Orange Polska ma zwrócić klientom pieniądze m.in. za rozmowy z infolinią. UOKiK postawił sprawę jasno
Urząd Ochrony Konkurencji i Konsumentów zakwestionował praktyki spółki Orange Polska. Sieć ma zwrócić opłaty za połączenia z infoliniami Orange i nju mobile, które były pobierane nawet wtedy, gdy konsument miał w ofercie darmowe rozmowy.
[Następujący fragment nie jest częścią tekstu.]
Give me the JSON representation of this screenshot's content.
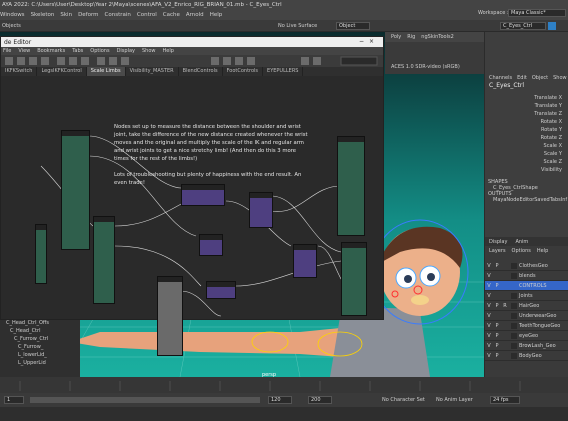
{
  "window": {
    "title": "AYA 2022: C:\\Users\\User\\Desktop\\Year 2\\Maya\\scenes\\AFA_V2_Enrico_RIG_BRIAN_01.mb - C_Eyes_Ctrl"
  },
  "menus": [
    "Windows",
    "Skeleton",
    "Skin",
    "Deform",
    "Constrain",
    "Control",
    "Cache",
    "Arnold",
    "Help"
  ],
  "shelf": {
    "objects_label": "Objects",
    "no_live_surface": "No Live Surface",
    "symmetry_label": "Object",
    "workspace_label": "Workspace :",
    "workspace_value": "Maya Classic*",
    "search_value": "C_Eyes_Ctrl"
  },
  "viewport": {
    "tabs": [
      "Poly",
      "Rig",
      "ngSkinTools2"
    ],
    "colorspace": "ACES 1.0 SDR-video (sRGB)",
    "camera_label": "persp"
  },
  "node_editor": {
    "title": "de Editor",
    "menu": [
      "File",
      "View",
      "Bookmarks",
      "Tabs",
      "Options",
      "Display",
      "Show",
      "Help"
    ],
    "tabs": [
      {
        "label": "IKFKSwitch",
        "active": false
      },
      {
        "label": "LegsIKFKControl",
        "active": false
      },
      {
        "label": "Scale Limbs",
        "active": true
      },
      {
        "label": "Visibility_MASTER",
        "active": false
      },
      {
        "label": "BlendControls",
        "active": false
      },
      {
        "label": "FootControls",
        "active": false
      },
      {
        "label": "EYEPULLERS",
        "active": false
      }
    ],
    "note": "Nodes set up to measure the distance between the shoulder and wrist joint, take the difference of the new distance created whenever the wrist moves and the original and multiply the scale of the IK and regular arm and wrist joints to get a nice stretchy limb! (And then do this 3 more times for the rest of the limbs!)",
    "note2": "Lots of troubleshooting but plenty of happiness with the end result. An even trade!"
  },
  "channel_box": {
    "menu": [
      "Channels",
      "Edit",
      "Object",
      "Show"
    ],
    "object": "C_Eyes_Ctrl",
    "attrs": [
      "Translate X",
      "Translate Y",
      "Translate Z",
      "Rotate X",
      "Rotate Y",
      "Rotate Z",
      "Scale X",
      "Scale Y",
      "Scale Z",
      "Visibility"
    ],
    "shapes_label": "SHAPES",
    "shape_name": "C_Eyes_CtrlShape",
    "outputs_label": "OUTPUTS",
    "output_name": "MayaNodeEditorSavedTabsInf"
  },
  "layers": {
    "tabs": [
      "Display",
      "Anim"
    ],
    "menu": [
      "Layers",
      "Options",
      "Help"
    ],
    "items": [
      {
        "v": "V",
        "p": "P",
        "r": "",
        "name": "ClothesGeo",
        "color": "#2b2b2b"
      },
      {
        "v": "V",
        "p": "",
        "r": "",
        "name": "blends",
        "color": "#2b2b2b"
      },
      {
        "v": "V",
        "p": "P",
        "r": "",
        "name": "CONTROLS",
        "color": "#3566c8"
      },
      {
        "v": "V",
        "p": "",
        "r": "",
        "name": "Joints",
        "color": "#2b2b2b"
      },
      {
        "v": "V",
        "p": "P",
        "r": "R",
        "name": "HairGeo",
        "color": "#2b2b2b"
      },
      {
        "v": "V",
        "p": "",
        "r": "",
        "name": "UnderwearGeo",
        "color": "#2b2b2b"
      },
      {
        "v": "V",
        "p": "P",
        "r": "",
        "name": "TeethTongueGeo",
        "color": "#2b2b2b"
      },
      {
        "v": "V",
        "p": "P",
        "r": "",
        "name": "eyeGeo",
        "color": "#2b2b2b"
      },
      {
        "v": "V",
        "p": "P",
        "r": "",
        "name": "BrowLash_Geo",
        "color": "#2b2b2b"
      },
      {
        "v": "V",
        "p": "P",
        "r": "",
        "name": "BodyGeo",
        "color": "#2b2b2b"
      }
    ]
  },
  "outliner": {
    "items": [
      "C_Head_Ctrl_Offs",
      "C_Head_Ctrl",
      "C_Furrow_Ctrl",
      "C_Furrow_",
      "L_lowerLid_",
      "L_UpperLid"
    ]
  },
  "range": {
    "start": "1",
    "end_anim": "120",
    "end": "120",
    "max": "200",
    "char_set": "No Character Set",
    "anim_layer": "No Anim Layer",
    "fps": "24 fps"
  }
}
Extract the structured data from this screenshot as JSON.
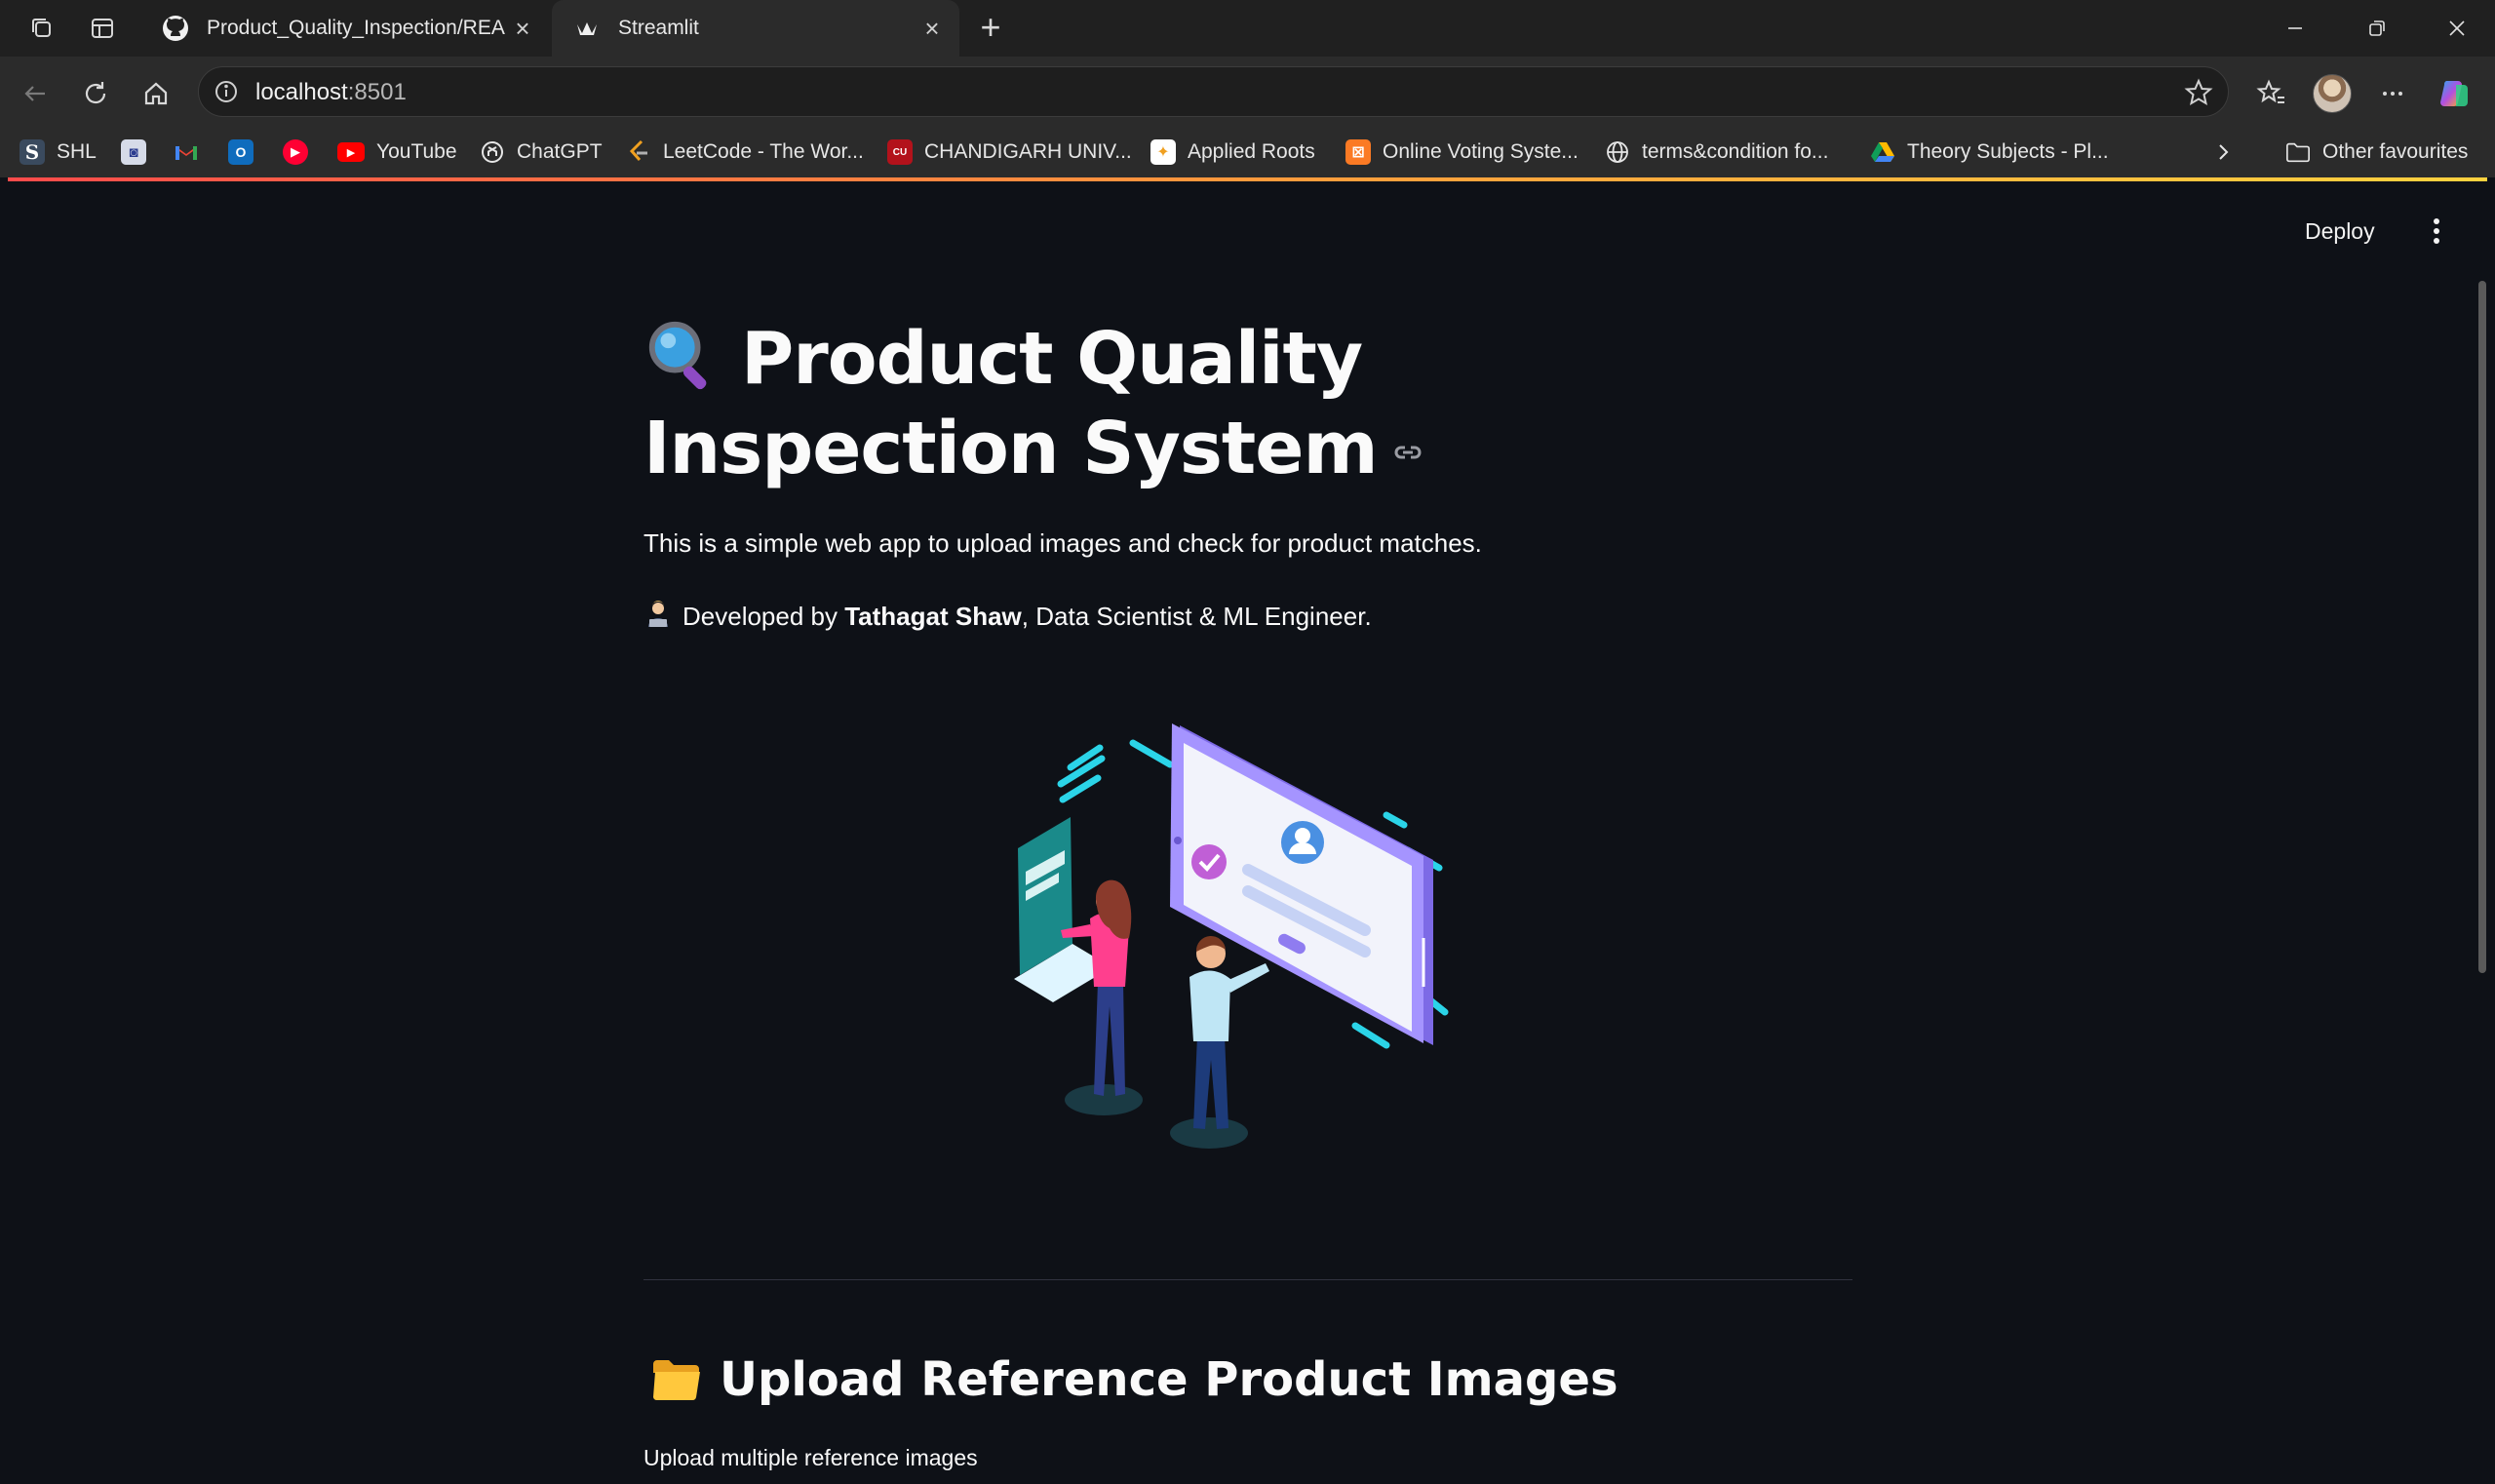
{
  "browser": {
    "tabs": [
      {
        "title": "Product_Quality_Inspection/READ",
        "active": false
      },
      {
        "title": "Streamlit",
        "active": true
      }
    ],
    "url_host": "localhost",
    "url_port": ":8501",
    "bookmarks": [
      {
        "label": "SHL",
        "icon": "shl-icon"
      },
      {
        "label": "",
        "icon": "bookmark-app-icon"
      },
      {
        "label": "",
        "icon": "gmail-icon"
      },
      {
        "label": "",
        "icon": "outlook-icon"
      },
      {
        "label": "",
        "icon": "youtube-music-icon"
      },
      {
        "label": "YouTube",
        "icon": "youtube-icon"
      },
      {
        "label": "ChatGPT",
        "icon": "chatgpt-icon"
      },
      {
        "label": "LeetCode - The Wor...",
        "icon": "leetcode-icon"
      },
      {
        "label": "CHANDIGARH UNIV...",
        "icon": "cu-icon"
      },
      {
        "label": "Applied Roots",
        "icon": "applied-roots-icon"
      },
      {
        "label": "Online Voting Syste...",
        "icon": "xampp-icon"
      },
      {
        "label": "terms&condition fo...",
        "icon": "globe-icon"
      },
      {
        "label": "Theory Subjects - Pl...",
        "icon": "google-drive-icon"
      }
    ],
    "other_favourites": "Other favourites"
  },
  "app": {
    "deploy_label": "Deploy",
    "title": "Product Quality Inspection System",
    "description": "This is a simple web app to upload images and check for product matches.",
    "developed_prefix": "Developed by ",
    "developer_name": "Tathagat Shaw",
    "developed_suffix": ", Data Scientist & ML Engineer.",
    "upload_header": "Upload Reference Product Images",
    "upload_label": "Upload multiple reference images"
  },
  "colors": {
    "page_bg": "#0e1117",
    "accent_red": "#ff4b4b",
    "text": "#fafafa"
  }
}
Urząd Ochrony Konkurencji i Konsumentów poinformował, że Prezes UOKiK Tomasz Chróstny zakwestionował praktyki spółki Orange Polska. Pierwszą z nich było pobieranie opłat za połączenia z infoliniami obsługowymi Orange i nju mobile, również w sytuacji, gdy konsument korzystał z oferty, w której ma darmowe rozmowy do sieci komórkowych i stacjonarnych. Jak zaznaczono, opłaty były pobieranie nie tylko za faktyczny czas połączenia z konsultantem, ale również m.in. za czas oczekiwania na takie połączenie.
Działania Orange ocenione jako niezgodne z ustawą
W ocenie UOKiK, takie działania mogły być niezgodne z ustawą o prawach konsumenta. "Przepis jasno wskazuje, że opłata za połączenie z numerem wskazanym przez przedsiębiorcę do kontaktu w sprawie zawartej umowy, nie może być wyższa niż opłata za zwykłe połączenie telefoniczne, zgodnie z taryfą, z której korzysta konsument. Jeżeli posiada ofertę darmowych rozmów, to za próbę skontaktowania się z usługodawcą, nie powinny być pobierane żadne opłaty" – przekazano.
Drugą zakwestionowaną praktyką jest pobieranie opłat (49 zł) za diagnozę, czy doszło do zgłaszanego w reklamacji przez konsumenta uszkodzenia, i która ze stron przyczyniła się do jego powstania. Prezes UOKiK wydał decyzję, w której nałożył na Orange Polska obowiązek wykonania zobowiązania.
"Ważna jest możliwość łatwego odzyskania pieniędzy"
"Dzięki zobowiązaniu do zmiany praktyk Orange zwróci konsumentom zakwestionowane opłaty. Możliwość łatwego odzyskania pieniędzy jest ważna w sytuacji, gdy ze względu na stosunkowo niską wartość roszczeń poszkodowane osoby mogą nie zdecydować się na dochodzenie swoich praw w bardziej skomplikowany sposób, np. przed sądem" – powiedział Chróstny.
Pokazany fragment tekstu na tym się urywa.